ALBANY, N.Y. — Nobody quite knows what adjective to use.
Sweet, goofy, playful, they all fit South Carolina’s freshman guard Tessa Johnson.
Everyone agrees on one thing, though: They love having her around.
“Tessa is like my little sister,” guard Te-Hina Paopao told GamecockScoop. “I don’t know, there’s so many memories with her I couldn’t even tell one story. She’s a bright light. She’s wonderful. I love her.”
The Albertville, Minn. native was not the highest-rated or most talked about member of Dawn Staley’s incoming recruiting class, but she has made herself an irreplaceable member of South Carolina’s rotation with a steady upward trajectory.
Her minutes have ticked up all year first from being a sparingly used bench piece to one who has now played double-digit minutes in 15 of the last 16 games and averaged 23.6 minutes in five postseason games.
She rainbows 3-pointers in on as high of an arc as you will ever see on a shot, seemingly piercing the banners hanging from the rafters before dropping back in at a 43.3 percent clip. The defense is active and aggressive, exactly what you would expect from a high-energy guard.

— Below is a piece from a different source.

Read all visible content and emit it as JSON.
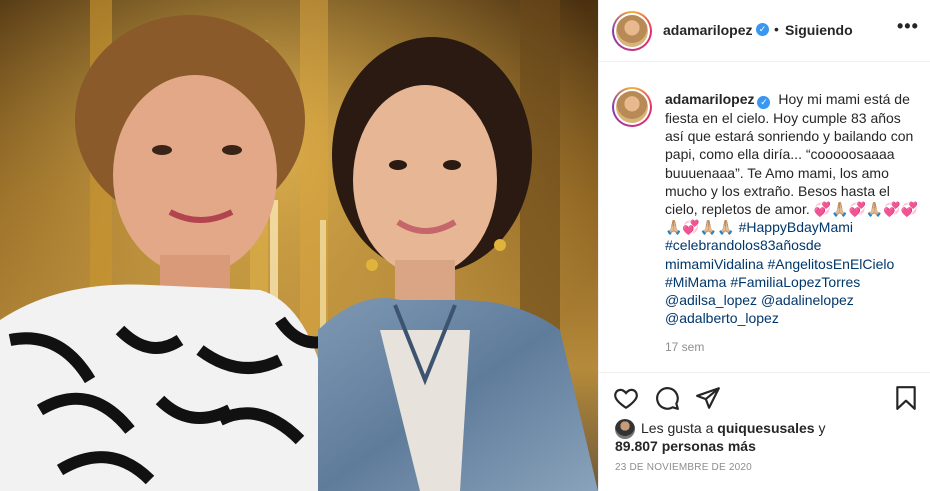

“She’s doing great on both sides of the basketball,” Staley said in a Jan. 15 press conference. “She’s really, really impactful. She’s turning out to be a really nice player for us, like really maturing in a nice way.”
That last piece was really the final piece of the puzzle, the accelerant which turned her from a member of the machine to a key cog in it. The jump shot has always been there, and so has her court vision. Teammates and coaches alike have raved about her basketball IQ, the ability to drop herself into any situation or point in a gameflow off the bench and immediately look comfortable.
But no amount of smooth jumpers or experience playing prepares you for the first time you have to defend a college athlete, the cauldron of intensity picking up someone off the dribble or closing down space creates. And certainly, there is no way to prepare for your collegiate debut coming in Paris against a top-1o opponent.
If ever a player has had a “welcome to the league” moment, it might have been Johnson in the opener.
"From the first game in Paris I'd say the most I've grown is defensively,” Johnson told GamecockScoop. “I thought I was ready in that Paris game defensively, but I was not. I did not chase any screens on shooters. But now I will chase over my screens."
These things never click overnight, but over time it all slid into place for Johnson. She turned into that reliable two-way player Staley loves, a steady presence off the bench. The responsibility has simultaneously changed — she is shouldering more of a load than ever before — and remained exactly the same. As long as she is who she is, playing five minutes or 25, it is enough for this team.
“She does so many things for us,” Adhel Tac told GamecockScoop. “She’s so dependable where coach [Staley] knows she can come to Tessa whenever Tessa comes off the bench. She’s a really great player, and I love how everyone is getting to see Tessa the way we see her in practice. She just brings joy to everybody. She’s a great person to have around.”
From any corner of any arena, you can see the comfort. It oozes off of her, as distinguishable a trait as Sania Feagin's green shoes or Paopao’s bright braids.
From the bench, locker room and practice gym, it is practically blinding. One minute around her is a window into comfort, recognition of her personal value and pride in the steps it took to reach it.
"I’ve seen her grow in confidence,” Ashlyn Watkins told GamecockScoop. “She attacks the basket. I knew she could attack the basket, but now I feel like she’s doing it more.”
In the simplest terms possible, she is the type of person everyone wants to be around.
Particularly when things are going this well.
Infectious positivity at practice and during games. Constant supportive messages for teammates on the off days — Bree Hall noted she got a “super super sweet” note from Johnson when she found out she would be unable to play in the NCAA Tournament opener.
“I love Tessa so much,” Feagin told GamecockScoop. “She’s just fun to be around, she’s goofy and everything like that. She just likes to play; she plays so much. She’s really playful. Everybody loves Tessa.”
Call it Tessa being Tessa or just the youthful cheer of a player blossoming for the first time, but she was a natural choice to become the team’s unofficial designated media member documenting the postseason. Running around practices and open locker room sessions to ask her teammates questions from everywhere on the spectrum, doing so with the same smile on her face she plays with.
If anything is happening in the world of South Carolina women’s basketball, Johnson is probably there and certainly smiling.
“She’s just goofy,” Sakima Walker told GamecockScoop. “It’s just good to hear her laugh. Her laugh makes you laugh.”
Two wins away from the Final Four and four from the National Championship, nobody is laughing more.